# CALCULUS 2 cod. 1001162

2° year of course - First semester
Professor
Analisi matematica (MAT/05)
Field
Matematica, informatica e statistica
Type of training activity
Basic
42 hours
of face-to-face activities
6 credits
hub:
course unit
in - - -

## Learning objectives

The knowledge of the methods of n-dimensional Mathematical Analysis.

## Prerequisites

It is required to have passed the examination of Mathematical Analysis 1 and Geometry .

## Course unit content

Elementary notions of topology.
N-dimentional differential calculus.
N-dimentional integral calculus.
Ordinary linear differential equations of order n.

## Full programme

1-Topology on the Euclidean n-dimensional real space.
1.1 Euclidean scalar product and its properties.
1.2 Euclidean norm, its properties and Schwarz inequality.
1.3 Euclidean distance, its properties and fundamental system of neighborhoods of a point.
1.4 Definition of the interior point of the inner part of a set, of open set and properties of open sets.
1.5 Definition of closed set and properties of closed sets.
1.6 Definition of accumulation point, isolated point, the closure of a set, of boundary point and boundary of a set.
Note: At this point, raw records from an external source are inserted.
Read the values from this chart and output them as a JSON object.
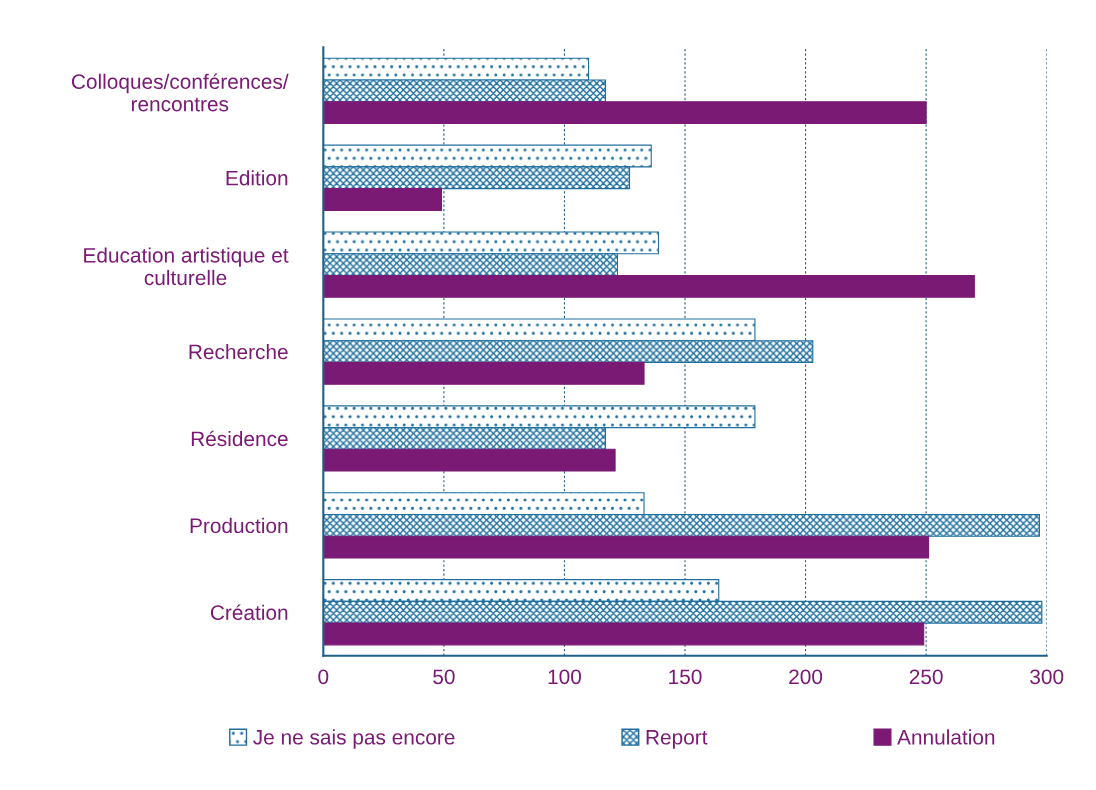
{
  "chart_data": {
    "type": "bar",
    "orientation": "horizontal",
    "categories": [
      "Colloques/conférences/\nrencontres",
      "Edition",
      "Education artistique et\nculturelle",
      "Recherche",
      "Résidence",
      "Production",
      "Création"
    ],
    "series": [
      {
        "name": "Je ne sais pas encore",
        "color": "#1f6f9f",
        "values": [
          110,
          136,
          139,
          179,
          179,
          133,
          164
        ]
      },
      {
        "name": "Report",
        "color": "#1f6f9f",
        "values": [
          117,
          127,
          122,
          203,
          117,
          297,
          298
        ]
      },
      {
        "name": "Annulation",
        "color": "#7b1a74",
        "values": [
          250,
          49,
          270,
          133,
          121,
          251,
          249
        ]
      }
    ],
    "xlim": [
      0,
      300
    ],
    "xticks": [
      0,
      50,
      100,
      150,
      200,
      250,
      300
    ],
    "grid": "x",
    "legend": "bottom"
  }
}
2-Limit and continuity of vector valued functions of vector variable.
2.1 Definition of limit of a sequence of vectors, of limit of a vector valued function of vector variable, uniqueness of the limit, and property of limits.
2.2 Definition of continuity for a vector valued function of vector variable and properties of continuous functions.
2.3 Compact sets, their characterization and Weierstrass theorem.

3-Differential calculus for vector valued functions of vector variable.
3.1 Partial derivatives and directional derivatives.
3.2 Differentiability of real valued functions of vector variable.
3.3 Theorem of the total differential.
3.4 Differentiability of vector valued functions of vector variable.
3.5 Differentiability of composed functions.
3.6 Partial derivatives of higher order and Schwarz theorem.
3.7 Taylor's formula stopped at the second order.
3.8 Stationary points and necessary condition for a point to be a relative minimum or maximum interior point.
3.9 The Hessian matrix and sufficient condition for a point to be minimum (maximum) internal relative.
3.10 Constrained stationary points.

4-Riemann integral for functions of vector variable.
4.1 Definition of Riemann integrable for function defined on a bounded regular n-dimensional set and properties of the integral.
4.2 Theorem of reduction of multiple integrals.
4.3 Theorem of the change of variables in multiple integrals.

5-Linear ordinary differential equations with continuous coefficients.
5.1 Theorem of characterization of the solutions of ordinary differential linear equations with continuous coefficients of order n.
5.2 Theorem of existence and uniqueness of the solution of the Cauchy problem.
5.3 Method for finding n linearly independent solutions of the homogeneous equation with constant coefficients.
5.4 Method for finding a particular solution of the non homogeneous equation.

## Bibliography

Any book of Calculus II

## Teaching methods

Oral lessons and exsercices

## Assessment methods and criteria

Final exsamination

## Other information

It is strongly recommended to attend the lessons.